Первым сорвался Жак.
Громко, нутряно не то икнув, не то ахнув, Жак схватил Лену за плечи, сильно прижал, притиснул к себе, и не успела девушка сообразить, что же происходит, как длинные цепкие руки Жака прильнули к ее бедрам и, прижимая ее и опрокидывая, куда-то потащили. А из перекошенного рта Жака с всхлипом, похожим на хрюканье, вылетали только два слова: «Я хочу… я хочу…»
Все расступились, пропуская Жака, волокущего Лену. Та наконец опомнилась, резким сильным рывком вывернулась из длинных рук ополоумевшего Жака и крикнула:
— Владимир Иванович!
И тут же подал свой голос Сушков. И вот он уже рядом. Совсем близко Лена увидела его красное потное лицо, хмельные похотливые нахальные глаза.

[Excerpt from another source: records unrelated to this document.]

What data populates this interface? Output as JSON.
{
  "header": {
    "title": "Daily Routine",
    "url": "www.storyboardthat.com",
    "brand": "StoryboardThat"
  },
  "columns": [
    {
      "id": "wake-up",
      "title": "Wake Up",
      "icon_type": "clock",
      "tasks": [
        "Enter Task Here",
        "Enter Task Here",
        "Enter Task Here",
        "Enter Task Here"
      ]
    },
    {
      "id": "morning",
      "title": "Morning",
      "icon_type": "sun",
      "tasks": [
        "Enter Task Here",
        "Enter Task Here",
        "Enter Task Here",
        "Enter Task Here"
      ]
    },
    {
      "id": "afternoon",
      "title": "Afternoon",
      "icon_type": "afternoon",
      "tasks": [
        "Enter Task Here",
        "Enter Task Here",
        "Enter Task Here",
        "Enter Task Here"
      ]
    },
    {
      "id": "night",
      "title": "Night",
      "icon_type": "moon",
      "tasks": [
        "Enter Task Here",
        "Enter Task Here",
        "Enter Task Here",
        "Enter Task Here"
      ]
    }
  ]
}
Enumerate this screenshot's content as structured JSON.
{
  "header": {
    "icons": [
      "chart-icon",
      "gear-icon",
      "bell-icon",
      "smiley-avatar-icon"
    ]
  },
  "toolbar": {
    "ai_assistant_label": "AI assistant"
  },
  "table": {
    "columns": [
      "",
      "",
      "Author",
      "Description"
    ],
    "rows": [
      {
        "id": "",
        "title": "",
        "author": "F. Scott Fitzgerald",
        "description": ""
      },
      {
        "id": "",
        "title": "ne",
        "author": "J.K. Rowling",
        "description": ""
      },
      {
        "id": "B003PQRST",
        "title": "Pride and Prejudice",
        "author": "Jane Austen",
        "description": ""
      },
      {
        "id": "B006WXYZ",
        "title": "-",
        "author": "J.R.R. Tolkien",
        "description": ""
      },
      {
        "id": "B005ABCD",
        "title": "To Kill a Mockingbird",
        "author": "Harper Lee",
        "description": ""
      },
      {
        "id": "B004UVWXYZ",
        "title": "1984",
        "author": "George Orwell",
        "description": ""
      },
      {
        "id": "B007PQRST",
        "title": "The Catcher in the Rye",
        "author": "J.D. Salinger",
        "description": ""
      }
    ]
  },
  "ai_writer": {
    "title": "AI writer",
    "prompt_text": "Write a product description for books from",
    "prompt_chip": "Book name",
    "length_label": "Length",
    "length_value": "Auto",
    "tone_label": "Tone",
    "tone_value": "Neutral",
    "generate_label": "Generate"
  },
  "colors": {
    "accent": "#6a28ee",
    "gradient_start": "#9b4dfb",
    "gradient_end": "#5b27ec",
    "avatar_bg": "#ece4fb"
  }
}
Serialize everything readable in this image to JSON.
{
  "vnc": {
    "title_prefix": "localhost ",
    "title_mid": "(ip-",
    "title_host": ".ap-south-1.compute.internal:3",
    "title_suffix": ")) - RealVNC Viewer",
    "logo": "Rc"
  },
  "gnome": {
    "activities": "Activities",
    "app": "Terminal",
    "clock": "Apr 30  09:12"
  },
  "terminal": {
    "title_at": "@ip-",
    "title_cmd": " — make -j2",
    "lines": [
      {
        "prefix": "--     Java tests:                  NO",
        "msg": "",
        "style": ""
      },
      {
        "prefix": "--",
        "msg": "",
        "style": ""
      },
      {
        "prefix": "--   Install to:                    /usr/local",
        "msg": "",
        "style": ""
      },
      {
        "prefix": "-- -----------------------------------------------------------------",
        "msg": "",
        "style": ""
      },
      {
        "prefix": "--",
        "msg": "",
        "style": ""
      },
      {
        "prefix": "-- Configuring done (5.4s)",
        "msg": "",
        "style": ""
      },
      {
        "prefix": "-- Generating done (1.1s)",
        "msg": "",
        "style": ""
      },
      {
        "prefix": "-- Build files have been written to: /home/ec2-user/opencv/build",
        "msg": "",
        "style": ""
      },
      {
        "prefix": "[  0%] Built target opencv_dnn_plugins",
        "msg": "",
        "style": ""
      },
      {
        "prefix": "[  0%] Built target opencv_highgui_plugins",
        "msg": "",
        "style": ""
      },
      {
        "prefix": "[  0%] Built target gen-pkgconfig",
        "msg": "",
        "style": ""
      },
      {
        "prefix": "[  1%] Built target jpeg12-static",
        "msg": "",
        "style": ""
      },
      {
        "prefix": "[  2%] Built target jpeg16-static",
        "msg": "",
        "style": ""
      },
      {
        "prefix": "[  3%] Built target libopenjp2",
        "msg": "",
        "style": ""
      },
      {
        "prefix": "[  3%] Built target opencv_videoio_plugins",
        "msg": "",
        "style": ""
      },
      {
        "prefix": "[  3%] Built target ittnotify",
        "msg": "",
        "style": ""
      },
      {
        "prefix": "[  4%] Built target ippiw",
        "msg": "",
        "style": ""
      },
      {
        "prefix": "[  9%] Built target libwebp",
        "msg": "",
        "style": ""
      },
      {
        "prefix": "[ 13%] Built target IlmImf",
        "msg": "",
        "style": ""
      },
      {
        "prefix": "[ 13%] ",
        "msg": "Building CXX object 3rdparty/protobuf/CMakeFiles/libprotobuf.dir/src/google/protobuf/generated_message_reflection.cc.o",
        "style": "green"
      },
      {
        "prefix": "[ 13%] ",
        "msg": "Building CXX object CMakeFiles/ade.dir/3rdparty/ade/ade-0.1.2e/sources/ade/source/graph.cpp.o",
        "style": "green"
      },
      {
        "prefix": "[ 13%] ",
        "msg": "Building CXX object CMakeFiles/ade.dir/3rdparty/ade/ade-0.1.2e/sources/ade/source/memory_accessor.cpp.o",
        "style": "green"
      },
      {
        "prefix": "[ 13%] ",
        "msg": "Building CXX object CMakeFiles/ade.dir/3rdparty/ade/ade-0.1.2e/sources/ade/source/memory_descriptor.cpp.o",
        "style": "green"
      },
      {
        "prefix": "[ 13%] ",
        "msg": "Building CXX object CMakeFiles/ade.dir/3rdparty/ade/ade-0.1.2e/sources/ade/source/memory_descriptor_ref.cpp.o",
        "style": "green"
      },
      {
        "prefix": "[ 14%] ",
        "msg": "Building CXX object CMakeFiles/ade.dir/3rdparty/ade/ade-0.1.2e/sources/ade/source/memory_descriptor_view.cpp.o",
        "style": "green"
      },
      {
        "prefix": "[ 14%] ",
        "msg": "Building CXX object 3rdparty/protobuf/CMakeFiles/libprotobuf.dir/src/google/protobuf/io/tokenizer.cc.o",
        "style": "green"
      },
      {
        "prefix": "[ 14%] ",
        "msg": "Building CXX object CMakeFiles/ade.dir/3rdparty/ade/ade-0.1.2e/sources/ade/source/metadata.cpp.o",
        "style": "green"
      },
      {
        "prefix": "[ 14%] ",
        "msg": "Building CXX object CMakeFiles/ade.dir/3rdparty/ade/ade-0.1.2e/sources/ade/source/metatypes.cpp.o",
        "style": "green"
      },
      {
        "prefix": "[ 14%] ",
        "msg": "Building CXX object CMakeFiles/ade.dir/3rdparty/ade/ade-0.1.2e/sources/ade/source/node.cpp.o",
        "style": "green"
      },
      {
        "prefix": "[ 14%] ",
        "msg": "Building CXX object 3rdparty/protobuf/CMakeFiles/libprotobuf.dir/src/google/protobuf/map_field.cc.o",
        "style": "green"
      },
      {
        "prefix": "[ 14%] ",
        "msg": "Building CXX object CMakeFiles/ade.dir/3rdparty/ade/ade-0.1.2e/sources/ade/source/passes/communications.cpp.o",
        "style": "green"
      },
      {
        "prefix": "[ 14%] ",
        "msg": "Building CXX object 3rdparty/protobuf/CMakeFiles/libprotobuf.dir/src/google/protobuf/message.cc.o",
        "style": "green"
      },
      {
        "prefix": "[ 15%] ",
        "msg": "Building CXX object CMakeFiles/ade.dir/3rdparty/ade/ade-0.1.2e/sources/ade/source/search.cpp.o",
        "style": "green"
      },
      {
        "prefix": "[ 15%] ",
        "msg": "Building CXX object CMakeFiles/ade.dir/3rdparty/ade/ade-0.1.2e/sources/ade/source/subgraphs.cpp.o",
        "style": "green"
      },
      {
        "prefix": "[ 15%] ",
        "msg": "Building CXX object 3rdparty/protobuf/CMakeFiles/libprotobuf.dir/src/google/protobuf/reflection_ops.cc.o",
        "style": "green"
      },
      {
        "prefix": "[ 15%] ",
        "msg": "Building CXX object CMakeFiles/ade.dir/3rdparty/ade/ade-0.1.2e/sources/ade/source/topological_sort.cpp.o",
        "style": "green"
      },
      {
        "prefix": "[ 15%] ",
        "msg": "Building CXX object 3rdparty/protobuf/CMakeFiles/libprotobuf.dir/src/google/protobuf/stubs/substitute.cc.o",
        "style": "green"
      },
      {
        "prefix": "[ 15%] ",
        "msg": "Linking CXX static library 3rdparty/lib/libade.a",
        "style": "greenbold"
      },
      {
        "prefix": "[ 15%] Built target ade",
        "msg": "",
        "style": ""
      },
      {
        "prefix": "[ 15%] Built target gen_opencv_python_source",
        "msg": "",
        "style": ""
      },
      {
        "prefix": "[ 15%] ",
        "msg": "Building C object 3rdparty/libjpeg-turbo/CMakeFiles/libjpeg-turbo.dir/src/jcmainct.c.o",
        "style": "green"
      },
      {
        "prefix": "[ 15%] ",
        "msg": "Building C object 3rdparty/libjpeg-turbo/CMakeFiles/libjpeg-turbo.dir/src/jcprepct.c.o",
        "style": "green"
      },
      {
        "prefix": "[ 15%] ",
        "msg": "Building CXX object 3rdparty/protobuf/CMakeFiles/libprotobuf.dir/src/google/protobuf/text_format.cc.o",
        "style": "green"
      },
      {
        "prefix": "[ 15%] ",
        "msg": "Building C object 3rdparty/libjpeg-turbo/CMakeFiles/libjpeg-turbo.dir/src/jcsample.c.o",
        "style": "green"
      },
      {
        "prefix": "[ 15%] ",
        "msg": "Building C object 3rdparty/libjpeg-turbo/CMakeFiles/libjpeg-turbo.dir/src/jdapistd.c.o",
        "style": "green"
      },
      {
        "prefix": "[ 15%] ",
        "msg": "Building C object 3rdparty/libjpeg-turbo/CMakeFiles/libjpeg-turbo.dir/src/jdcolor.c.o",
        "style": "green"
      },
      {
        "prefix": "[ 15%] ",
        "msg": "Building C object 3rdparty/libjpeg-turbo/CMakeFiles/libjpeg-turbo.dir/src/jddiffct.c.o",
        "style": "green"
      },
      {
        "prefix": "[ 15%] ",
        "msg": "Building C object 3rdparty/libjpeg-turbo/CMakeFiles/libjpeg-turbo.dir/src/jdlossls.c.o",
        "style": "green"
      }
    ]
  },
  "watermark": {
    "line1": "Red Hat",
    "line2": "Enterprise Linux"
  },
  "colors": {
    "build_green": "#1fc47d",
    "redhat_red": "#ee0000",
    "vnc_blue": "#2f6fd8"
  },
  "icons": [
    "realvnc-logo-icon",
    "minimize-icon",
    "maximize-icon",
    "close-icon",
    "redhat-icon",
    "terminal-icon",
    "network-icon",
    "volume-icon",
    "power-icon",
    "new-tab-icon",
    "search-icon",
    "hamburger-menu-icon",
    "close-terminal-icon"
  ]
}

— Что случилось, Леночка? — с напускной тревогой спросил Сушков.
— Этот!.. Этот!.. — выкрикивала ошеломленная Лена, вырываясь из клешней храпящего Жака.
— Жак, — увещевательно тихо и внятно выговорил Сушков, — плод еще не созрел.
Еле внятно ругнувшись, Жак оттолкнул Лену, метнулся к Кате Глушковой, облапил ее, и они скрылись в ванной комнате. А остальные продолжали танцевать, яростно и лихо топоча, молотя себя ладонями по ляжкам, по коленям, по груди, выделывая животами и бедрами круговые движения.